Release Date: 8/06/2018
I am waving my business and industry magic wand ahead of next week’s State Budget.

And my first wish is a major upgrade of TasPorts infrastructure at the Port of Burnie.
We have to focus on the best freight pathway for all of Tasmanian business — and Burnie is where it’s at.

We need to be able to hit mainland markets in the most effective way and Burnie to Melbourne and then to Sydney is the dream run.

Both Melbourne and Sydney are predicting population growth of 2 million per city in coming years. If we can get the freight pathway right for Tasmania, we probably don’t need to stress as much about our own population growth, which I know is a State Government policy and goal.

Burnie needs the road and rail links to its port to be the best we can provide — there is an argument the Bass Highway between Devonport and Burnie is the best road in Tasmania, but it can always be better.

I know this push for the Port of Burnie may be met by resistance or criticism from my northern colleagues, but Bell Bay is both a shallow and tidal port — inferior to its brother on the North-West Coast.

Bell Bay does need a new connector to the Bass Highway, because the Biralee Rd shortcut from Westbury to the Frankford Highway is verging on dangerous.

On a serious note, the Government must continue with its 2 per cent wages growth policy for the State Public Service. Yes, our economy is growing, but recurrent spending is the greatest danger to the terrific services our state servants deliver every day. An increasing wages bill can only lead to job losses.

Continuing on the infrastructure wish list, I want Government — with the support of the Opposition — to develop and deliver a 10 to 20-year state infrastructure plan.

For too many years, too many governments and too many budgets, business has been caught out in the past with the ongoing boom-bust cycle of Tasmanian infrastructure spend.

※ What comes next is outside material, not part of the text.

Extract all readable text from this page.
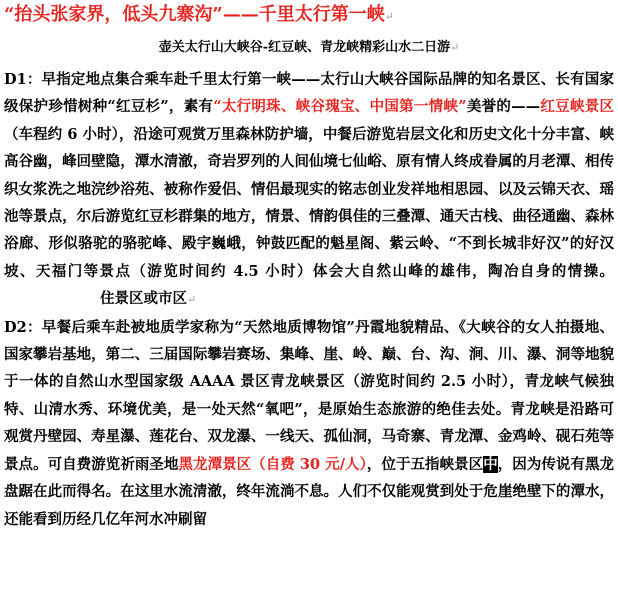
“抬头张家界，低头九寨沟”——千里太行第一峡↵
壶关太行山大峡谷-红豆峡、青龙峡精彩山水二日游↵

D1：早指定地点集合乘车赴千里太行第一峡——太行山大峡谷国际品牌的知名景区、长有国家级保护珍惜树种“红豆杉”，素有“太行明珠、峡谷瑰宝、中国第一情峡”美誉的——红豆峡景区（车程约 6 小时），沿途可观赏万里森林防护墙，中餐后游览岩层文化和历史文化十分丰富、峡高谷幽，峰回壁隐，潭水清澈，奇岩罗列的人间仙境七仙峪、原有情人终成眷属的月老潭、相传织女浆洗之地浣纱浴苑、被称作爱侣、情侣最现实的铭志创业发祥地相思园、以及云锦天衣、瑶池等景点，尔后游览红豆杉群集的地方，情景、情韵俱佳的三叠潭、通天古栈、曲径通幽、森林浴廊、形似骆驼的骆驼峰、殿宇巍峨，钟鼓匹配的魁星阁、紫云岭、“不到长城非好汉”的好汉坡、天福门等景点（游览时间约 4.5 小时）体会大自然山峰的雄伟，陶冶自身的情操。住景区或市区↵

D2：早餐后乘车赴被地质学家称为“天然地质博物馆”丹霞地貌精品、《大峡谷的女人拍摄地、国家攀岩基地，第二、三届国际攀岩赛场、集峰、崖、岭、巅、台、沟、涧、川、瀑、洞等地貌于一体的自然山水型国家级 AAAA 景区青龙峡景区（游览时间约 2.5 小时），青龙峡气候独特、山清水秀、环境优美，是一处天然“氧吧”，是原始生态旅游的绝佳去处。青龙峡是沿路可观赏丹壁园、寿星瀑、莲花台、双龙瀑、一线天、孤仙洞，马奇寨、青龙潭、金鸡岭、砚石苑等景点。可自费游览祈雨圣地黑龙潭景区（自费 30 元/人），位于五指峡景区中，因为传说有黑龙盘踞在此而得名。在这里水流清澈，终年流淌不息。人们不仅能观赏到处于危崖绝壁下的潭水，还能看到历经几亿年河水冲刷留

Business and industry need certainty to invest, which will lead to job certainty and jobs growth.

We have seen funds in the Federal Budget for the Bridgewater Bridge and support across the board for the first tranche of $100 million for the Cradle Mountain Masterplan.

The Cradle Mountain development can become the Mona of the North-West Coast if it’s handled sensitively and sustainably.

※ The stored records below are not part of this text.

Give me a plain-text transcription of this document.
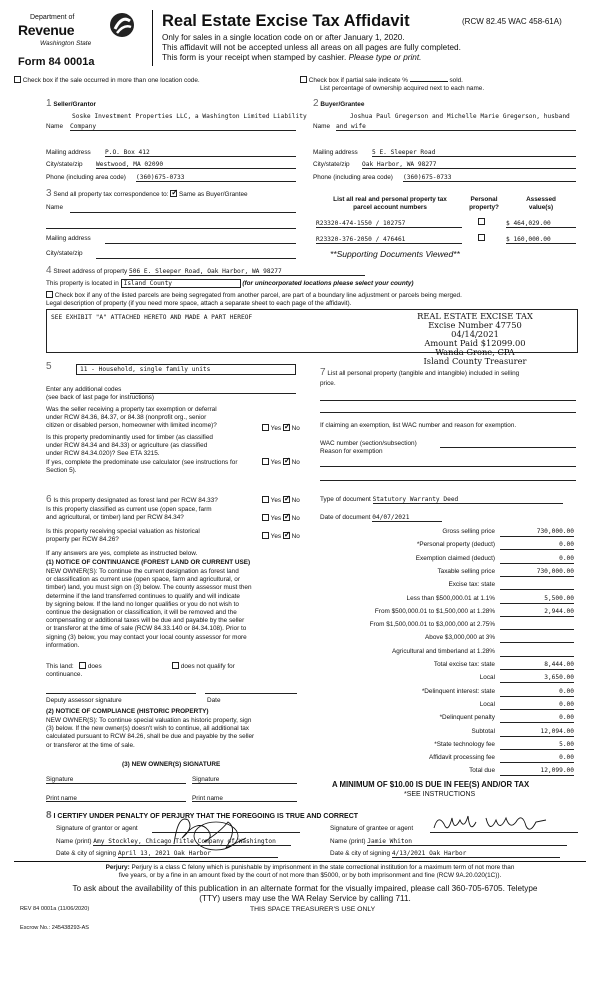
Department of
Revenue
Washington State
Form 84 0001a
Real Estate Excise Tax Affidavit	(RCW 82.45 WAC 458-61A)
Only for sales in a single location code on or after January 1, 2020.
This affidavit will not be accepted unless all areas on all pages are fully completed.
This form is your receipt when stamped by cashier. Please type or print.
Check box if the sale occurred in more than one location code.	Check box if partial sale indicate %	sold.
List percentage of ownership acquired next to each name.
1 Seller/Grantor
Soske Investment Properties LLC, a Washington Limited Liability
Name Company
Mailing address P.O. Box 412
City/state/zip Westwood, MA 02090
Phone (including area code) (360)675-0733
2 Buyer/Grantee
Joshua Paul Gregerson and Michelle Marie Gregerson, husband
Name and wife
Mailing address 5 E. Sleeper Road
City/state/zip Oak Harbor, WA 98277
Phone (including area code) (360)675-0733
3 Send all property tax correspondence to: ✓ Same as Buyer/Grantee
Name
Mailing address
City/state/zip
List all real and personal property tax
parcel account numbers
Personal
property?
Assessed
value(s)
R23320-474-1550 / 102757	$ 464,029.00
R23320-376-2050 / 476461	$ 160,000.00
**Supporting Documents Viewed**
4 Street address of property 506 E. Sleeper Road, Oak Harbor, WA 98277
This property is located in Island County	(for unincorporated locations please select your county)
Check box if any of the listed parcels are being segregated from another parcel, are part of a boundary line adjustment or parcels being merged.
Legal description of property (if you need more space, attach a separate sheet to each page of the affidavit).
SEE EXHIBIT "A" ATTACHED HERETO AND MADE A PART HEREOF	REAL ESTATE EXCISE TAX
Excise Number 47750
04/14/2021
Amount Paid $12099.00
Wanda Grone, CPA
Island County Treasurer
5	11 - Household, single family units
Enter any additional codes
(see back of last page for instructions)
Was the seller receiving a property tax exemption or deferral
under RCW 84.36, 84.37, or 84.38 (nonprofit org., senior
citizen or disabled person, homeowner with limited income)?	Yes ✓ No
Is this property predominantly used for timber (as classified
under RCW 84.34 and 84.33) or agriculture (as classified
under RCW 84.34.020)? See ETA 3215.
If yes, complete the predominate use calculator (see instructions for
Section 5).
Yes ✓ No
7 List all personal property (tangible and intangible) included in selling
price.
If claiming an exemption, list WAC number and reason for exemption.
WAC number (section/subsection)
Reason for exemption
6 Is this property designated as forest land per RCW 84.33?	Yes ✓ No
Is this property classified as current use (open space, farm
and agricultural, or timber) land per RCW 84.34?	Yes ✓ No
Is this property receiving special valuation as historical
property per RCW 84.26?	Yes ✓ No
If any answers are yes, complete as instructed below.
(1) NOTICE OF CONTINUANCE (FOREST LAND OR CURRENT USE)
NEW OWNER(S): To continue the current designation as forest land
or classification as current use (open space, farm and agricultural, or
timber) land, you must sign on (3) below. The county assessor must then
determine if the land transferred continues to qualify and will indicate
by signing below. If the land no longer qualifies or you do not wish to
continue the designation or classification, it will be removed and the
compensating or additional taxes will be due and payable by the seller
or transferor at the time of sale (RCW 84.33.140 or 84.34.108). Prior to
signing (3) below, you may contact your local county assessor for more
information.
This land: does	does not qualify for
continuance.
Deputy assessor signature	Date
(2) NOTICE OF COMPLIANCE (HISTORIC PROPERTY)
NEW OWNER(S): To continue special valuation as historic property, sign
(3) below. If the new owner(s) doesn't wish to continue, all additional tax
calculated pursuant to RCW 84.26, shall be due and payable by the seller
or transferor at the time of sale.
(3) NEW OWNER(S) SIGNATURE
Signature	Signature
Print name	Print name
Type of document Statutory Warranty Deed
Date of document 04/07/2021
Gross selling price	730,000.00
*Personal property (deduct)	0.00
Exemption claimed (deduct)	0.00
Taxable selling price	730,000.00
Excise tax: state
Less than $500,000.01 at 1.1%	5,500.00
From $500,000.01 to $1,500,000 at 1.28%	2,944.00
From $1,500,000.01 to $3,000,000 at 2.75%
Above $3,000,000 at 3%
Agricultural and timberland at 1.28%
Total excise tax: state	8,444.00
Local	3,650.00
*Delinquent interest: state	0.00
Local	0.00
*Delinquent penalty	0.00
Subtotal	12,094.00
*State technology fee	5.00
Affidavit processing fee	0.00
Total due	12,099.00
A MINIMUM OF $10.00 IS DUE IN FEE(S) AND/OR TAX
*SEE INSTRUCTIONS
8 I CERTIFY UNDER PENALTY OF PERJURY THAT THE FOREGOING IS TRUE AND CORRECT
Signature of grantor or agent
Name (print) Amy Stockley, Chicago Title Company of Washington
Date & city of signing April 13, 2021 Oak Harbor
Signature of grantee or agent
Name (print) Jamie Whiton
Date & city of signing 4/13/2021 Oak Harbor
Perjury: Perjury is a class C felony which is punishable by imprisonment in the state correctional institution for a maximum term of not more than
five years, or by a fine in an amount fixed by the court of not more than $5000, or by both imprisonment and fine (RCW 9A.20.020(1C)).
To ask about the availability of this publication in an alternate format for the visually impaired, please call 360-705-6705. Teletype
(TTY) users may use the WA Relay Service by calling 711.
REV 84 0001a (11/06/2020)	THIS SPACE TREASURER'S USE ONLY
Escrow No.: 245438293-AS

It will keep people in the region — right across the North-West — for longer and is a shining example of the new, long-term tourism “product” we need to continue our tourist numbers growth.

I would also like to see a focus on the North-East.

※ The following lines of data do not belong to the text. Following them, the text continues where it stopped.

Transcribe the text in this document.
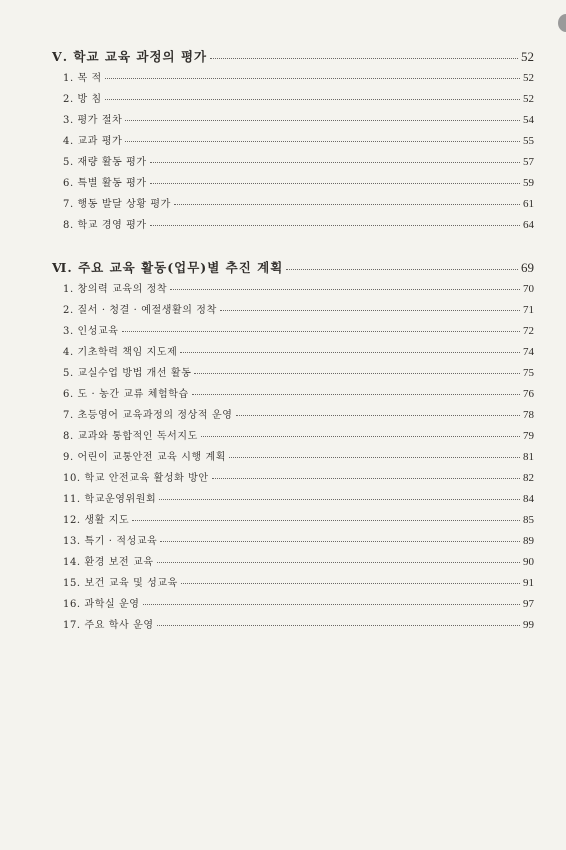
Ⅴ. 학교 교육 과정의 평가	52
1. 목 적	52
2. 방 침	52
3. 평가 절차	54
4. 교과 평가	55
5. 재량 활동 평가	57
6. 특별 활동 평가	59
7. 행동 발달 상황 평가	61
8. 학교 경영 평가	64
Ⅵ. 주요 교육 활동(업무)별 추진 계획	69
1. 창의력 교육의 정착	70
2. 질서 · 청결 · 예절생활의 정착	71
3. 인성교육	72
4. 기초학력 책임 지도제	74
5. 교실수업 방법 개선 활동	75
6. 도 · 농간 교류 체험학습	76
7. 초등영어 교육과정의 정상적 운영	78
8. 교과와 통합적인 독서지도	79
9. 어린이 교통안전 교육 시행 계획	81
10. 학교 안전교육 활성화 방안	82
11. 학교운영위원회	84
12. 생활 지도	85
13. 특기 · 적성교육	89
14. 환경 보전 교육	90
15. 보건 교육 및 성교육	91
16. 과학실 운영	97
17. 주요 학사 운영	99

It’s one thing to have great irrigation, but without a safe, efficient way to transport product to market it’s next to redundant. In other words, we need to fix The Sideling. The long detour around the North won’t cut it anymore.

And while establishing the Great Eastern Drive on the East Coast is a start, we need to properly upgrade the road from Orford to the Bay of Fires. This “trail” has the potential to equal if not better Victoria’s Great Ocean Road (without the Pillars), but it’s stunning coastline all the way and beyond.

The state infrastructure plan needs to include the collaboration and leadership of TasWater and the major GBEs — Hydro Tasmania, TasNetworks and Aurora.

We know energy infrastructure is high on the state agenda but we need to ensure the electricity GBEs — connecting new wind farms and the second Basslink to name but two — have the best technology and procedures.

We need to streamline how these key state businesses work to make them the drivers for the modern Tasmania of the next 10, 20 to 50 years.

Michael Bailey is chief executive of the Tasmanian Chamber of Commerce and Industry.